January 2024 - Double Star of the Month

Admiral Smyth's Bedford Catalogue contains an entry for 124 Tauri, and from his description of it as a coarse quadruple star of which components B and C are 6".2 apart in PA 318 degrees this appears to agree with Struve's catalogue entry of STF 755 (05 39 09.17 +23 17 17.7).

Image of a finder chart for the double star STF 755 in Taurus
A finder chart for the double star STF 755 in Taurus created with Cartes du Ciel.
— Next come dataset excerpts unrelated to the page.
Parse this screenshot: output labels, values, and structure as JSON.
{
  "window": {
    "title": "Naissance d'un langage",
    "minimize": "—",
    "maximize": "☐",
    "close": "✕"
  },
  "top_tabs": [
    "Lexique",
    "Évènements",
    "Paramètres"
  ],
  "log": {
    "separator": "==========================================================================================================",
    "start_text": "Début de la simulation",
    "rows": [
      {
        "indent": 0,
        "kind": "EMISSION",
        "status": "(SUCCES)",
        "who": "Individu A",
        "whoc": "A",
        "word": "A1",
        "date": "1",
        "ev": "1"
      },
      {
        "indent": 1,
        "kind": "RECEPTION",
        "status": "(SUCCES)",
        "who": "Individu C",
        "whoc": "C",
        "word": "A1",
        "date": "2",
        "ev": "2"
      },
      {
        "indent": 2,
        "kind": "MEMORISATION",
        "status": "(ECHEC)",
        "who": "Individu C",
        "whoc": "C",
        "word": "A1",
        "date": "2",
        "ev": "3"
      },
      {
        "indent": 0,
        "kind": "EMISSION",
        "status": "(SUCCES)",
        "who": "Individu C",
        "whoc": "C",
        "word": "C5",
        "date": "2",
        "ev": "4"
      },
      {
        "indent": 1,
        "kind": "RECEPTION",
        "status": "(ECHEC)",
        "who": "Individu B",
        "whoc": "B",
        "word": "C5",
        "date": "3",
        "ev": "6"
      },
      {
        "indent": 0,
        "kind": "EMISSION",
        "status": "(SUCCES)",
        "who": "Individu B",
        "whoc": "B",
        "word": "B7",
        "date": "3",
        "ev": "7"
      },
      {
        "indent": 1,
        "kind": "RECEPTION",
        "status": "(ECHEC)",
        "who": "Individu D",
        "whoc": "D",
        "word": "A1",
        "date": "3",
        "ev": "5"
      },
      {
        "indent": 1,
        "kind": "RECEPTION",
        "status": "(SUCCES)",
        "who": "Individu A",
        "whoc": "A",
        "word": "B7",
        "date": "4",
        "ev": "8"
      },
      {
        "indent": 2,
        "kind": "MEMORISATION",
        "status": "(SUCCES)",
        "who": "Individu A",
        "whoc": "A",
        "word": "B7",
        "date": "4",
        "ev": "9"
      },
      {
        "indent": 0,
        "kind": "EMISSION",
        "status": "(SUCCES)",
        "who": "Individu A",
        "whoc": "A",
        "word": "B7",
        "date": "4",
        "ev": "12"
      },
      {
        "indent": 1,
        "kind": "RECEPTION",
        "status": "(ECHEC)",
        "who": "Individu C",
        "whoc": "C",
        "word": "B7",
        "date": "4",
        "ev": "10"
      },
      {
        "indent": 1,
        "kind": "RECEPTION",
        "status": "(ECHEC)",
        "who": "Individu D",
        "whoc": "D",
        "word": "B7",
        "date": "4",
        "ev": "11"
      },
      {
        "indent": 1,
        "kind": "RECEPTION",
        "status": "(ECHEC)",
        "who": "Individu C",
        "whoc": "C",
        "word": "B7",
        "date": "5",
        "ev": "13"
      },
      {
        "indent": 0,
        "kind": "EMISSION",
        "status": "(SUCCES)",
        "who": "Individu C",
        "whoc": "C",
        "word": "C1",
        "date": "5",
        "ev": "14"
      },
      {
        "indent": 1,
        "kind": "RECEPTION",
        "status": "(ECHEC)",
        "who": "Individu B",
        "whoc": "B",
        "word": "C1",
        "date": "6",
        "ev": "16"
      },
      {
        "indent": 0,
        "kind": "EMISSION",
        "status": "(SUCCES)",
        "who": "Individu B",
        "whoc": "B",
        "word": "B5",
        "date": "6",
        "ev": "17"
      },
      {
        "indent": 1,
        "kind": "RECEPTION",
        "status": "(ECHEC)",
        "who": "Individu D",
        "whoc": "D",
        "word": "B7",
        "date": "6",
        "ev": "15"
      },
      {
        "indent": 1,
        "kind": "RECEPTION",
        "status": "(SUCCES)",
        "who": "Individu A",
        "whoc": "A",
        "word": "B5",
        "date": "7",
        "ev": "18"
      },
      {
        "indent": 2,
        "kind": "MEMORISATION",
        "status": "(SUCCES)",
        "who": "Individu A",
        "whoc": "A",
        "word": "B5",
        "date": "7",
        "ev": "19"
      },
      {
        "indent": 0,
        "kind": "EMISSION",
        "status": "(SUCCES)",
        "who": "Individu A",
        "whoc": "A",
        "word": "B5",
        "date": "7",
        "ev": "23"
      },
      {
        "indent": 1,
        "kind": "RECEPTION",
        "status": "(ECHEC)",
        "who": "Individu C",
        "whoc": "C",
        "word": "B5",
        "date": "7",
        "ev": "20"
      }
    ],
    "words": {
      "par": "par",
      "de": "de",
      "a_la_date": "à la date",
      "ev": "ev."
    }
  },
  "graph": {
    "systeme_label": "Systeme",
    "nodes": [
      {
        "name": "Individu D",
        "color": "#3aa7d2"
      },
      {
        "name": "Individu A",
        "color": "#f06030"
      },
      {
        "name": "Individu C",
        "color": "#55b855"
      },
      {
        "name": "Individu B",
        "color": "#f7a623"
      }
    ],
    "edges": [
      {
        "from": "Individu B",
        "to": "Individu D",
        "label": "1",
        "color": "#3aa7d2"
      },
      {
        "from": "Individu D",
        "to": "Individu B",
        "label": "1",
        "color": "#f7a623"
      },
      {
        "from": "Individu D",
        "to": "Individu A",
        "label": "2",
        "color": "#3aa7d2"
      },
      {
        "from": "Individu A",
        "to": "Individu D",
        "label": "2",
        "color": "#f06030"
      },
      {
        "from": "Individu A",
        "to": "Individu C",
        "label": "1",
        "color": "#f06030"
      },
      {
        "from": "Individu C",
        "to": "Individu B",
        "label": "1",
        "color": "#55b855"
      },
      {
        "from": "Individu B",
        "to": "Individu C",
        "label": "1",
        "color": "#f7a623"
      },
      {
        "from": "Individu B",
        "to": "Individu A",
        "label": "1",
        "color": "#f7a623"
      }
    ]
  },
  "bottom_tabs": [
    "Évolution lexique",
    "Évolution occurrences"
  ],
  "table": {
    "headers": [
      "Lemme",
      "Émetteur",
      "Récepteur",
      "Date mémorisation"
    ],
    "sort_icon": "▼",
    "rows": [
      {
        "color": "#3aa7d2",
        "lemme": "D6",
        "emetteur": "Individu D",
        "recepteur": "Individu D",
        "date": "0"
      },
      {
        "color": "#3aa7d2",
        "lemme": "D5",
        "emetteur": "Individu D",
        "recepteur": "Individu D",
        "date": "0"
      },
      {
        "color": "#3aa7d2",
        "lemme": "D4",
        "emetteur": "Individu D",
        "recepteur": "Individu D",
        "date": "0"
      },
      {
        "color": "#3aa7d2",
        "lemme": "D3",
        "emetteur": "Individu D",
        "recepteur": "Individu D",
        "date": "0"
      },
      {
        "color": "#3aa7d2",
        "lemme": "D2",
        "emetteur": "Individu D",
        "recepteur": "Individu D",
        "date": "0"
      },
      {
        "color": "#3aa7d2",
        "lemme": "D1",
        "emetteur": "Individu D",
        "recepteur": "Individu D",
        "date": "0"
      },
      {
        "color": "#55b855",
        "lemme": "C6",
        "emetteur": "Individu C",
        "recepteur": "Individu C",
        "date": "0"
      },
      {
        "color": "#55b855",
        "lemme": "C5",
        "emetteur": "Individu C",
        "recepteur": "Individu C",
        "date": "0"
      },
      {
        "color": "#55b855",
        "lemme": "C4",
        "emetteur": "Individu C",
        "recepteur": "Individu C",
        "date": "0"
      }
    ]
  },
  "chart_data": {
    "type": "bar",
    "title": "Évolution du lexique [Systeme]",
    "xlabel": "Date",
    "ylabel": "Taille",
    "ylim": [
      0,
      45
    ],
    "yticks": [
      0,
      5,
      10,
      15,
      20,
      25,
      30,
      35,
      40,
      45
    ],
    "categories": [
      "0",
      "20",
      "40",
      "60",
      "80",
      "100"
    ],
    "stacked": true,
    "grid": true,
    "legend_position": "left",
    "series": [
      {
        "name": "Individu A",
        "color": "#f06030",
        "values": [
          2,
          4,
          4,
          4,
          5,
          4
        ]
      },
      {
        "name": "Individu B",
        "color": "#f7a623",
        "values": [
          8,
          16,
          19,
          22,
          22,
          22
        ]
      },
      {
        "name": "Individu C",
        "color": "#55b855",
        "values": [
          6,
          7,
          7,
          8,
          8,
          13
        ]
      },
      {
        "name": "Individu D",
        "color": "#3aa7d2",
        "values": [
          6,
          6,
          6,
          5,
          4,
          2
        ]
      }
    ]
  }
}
According to the Washington Double Star catalog (WDS) A is magnitude 7.8 at 31 degrees and 149". This is HD 37387, a K2 giant star which appears close to the reflection nebula GN 05.36.2.The fourth star, D, is 50 degrees and 95" from A and has V = 11.1.

There is no label for 124 Tauri in the the Cambridge Double Star Atlas (2nd edition) but the star appears about 30' W of a small right-angled triangle of 6th magnitude stars which in turn sits 2 degrees NNE of zeta Tauri. Smyth happened upon it in 1835 whilst looking for Comet Halley. He gives the colours as garnet (A), pale blue-white (B,C) and bluish (D).

Some 3.5 degrees WSW of epsilon CMa is a triangle of 5th and 6th magnitude stars, the brightest of which is 10 CMa. In the same field, north following is HJ 3891 (06 45 31.20, -30 56 56.3), a double star discovered by John Herschel from the Cape of Good Hope.

Image of a finder chart for the double star HJ 3891 in Canis Major
A finder chart for the double star HJ 3891 in Canis Major created with Cartes du Ciel.

The primary is a B2III star of V = 5.7, and is accompanied by a 8.2 magnitude star at 223 degrees and 5".0. There has been little change since 1838. The stars have similar parallaxes and the mean distance to the system is 1968 light-years. The primary star is also called HP CMa.

Just 90 arc-minutes to the SE is a wide pair swept up by the elder Herschel in 1782. H V 108 has stars of similar brightness (5.8 and 7.7) but they are separated by 43" in PA 66 degrees. The A component has a particularly close and faint companion just 0".6 away which was discovered from Robert Rossiter in South Africa, whilst the WDS notes that the B star has a variable radial velocity. Andrei Tokovinin regards this as a physical quadruple - the brighter stars appear in Gaia DR3 with respective distances of 634 and 623 light-years.